# Boot Manager stuck on Mounting img's



## CC268 (Jun 27, 2011)

I got through all the previous steps but its been on mounting img's for a good 10 minutes now not sure if it is supposed to take that long?


----------



## djj624 (Aug 12, 2011)

Mine does the same, then it will eventually reboot. If I try again it seems to load then reboots again and shows nothing in slot. Glad I'm not the only one with this issue.

Sent from my ADR6400L using Tapatalk


----------



## CC268 (Jun 27, 2011)

I guess I will let it run when I am sleeping I must have gave it almost an hour to install the whole ROM and then I had to end it as I had to use the phone and its way to slow when its installing


----------



## Turdbogls (Jun 7, 2011)

I have no idea what i am doing with boot manager. i have had some ROM's installed in the slots, but never had a successfull boot. tried loading ICS in one of the slots yesterday, and tried booting into it, and it froze on the splash screen. had to restore a nandroid.

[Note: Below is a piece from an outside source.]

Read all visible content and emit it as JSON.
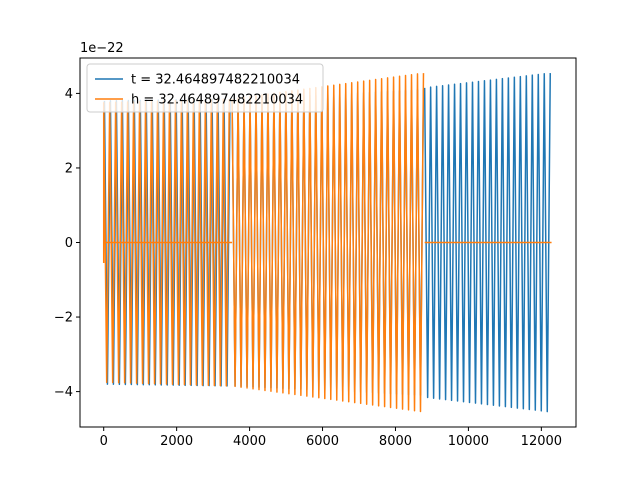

is there a full fledged tutorial online somewhere on how to use it, when to wipe, what to install where, ect ?


----------



## djj624 (Aug 12, 2011)

If you go into the market and type in the boot manager app there is a video explaining how to use it.

Sent from my ADR6400L using Tapatalk


----------



## c_live_lee (Jul 13, 2011)

I haven't used it lately but, I've had consistent success with it (as have others who've tried this) by NOT letting my phone sleep during any sort of flashing. Either sit there and make sure the screen doesn't go off or set it so it won't. Either way, you'll probably see positive results.


----------



## Patrick A. (Oct 6, 2011)

I encountered these same problems after I flashed the latest 605.9 update. So I have got things to work decent if I'm installing while using the 605.9 update. Also I am using Imo's kernel on 605.9 overclocked an extreme mode. I havent had one working install while using SkyRaider 1.3 for the install. So I have restored a nandroid of the 605.9 to a slot an have Skyraider on the phone slot.now.


----------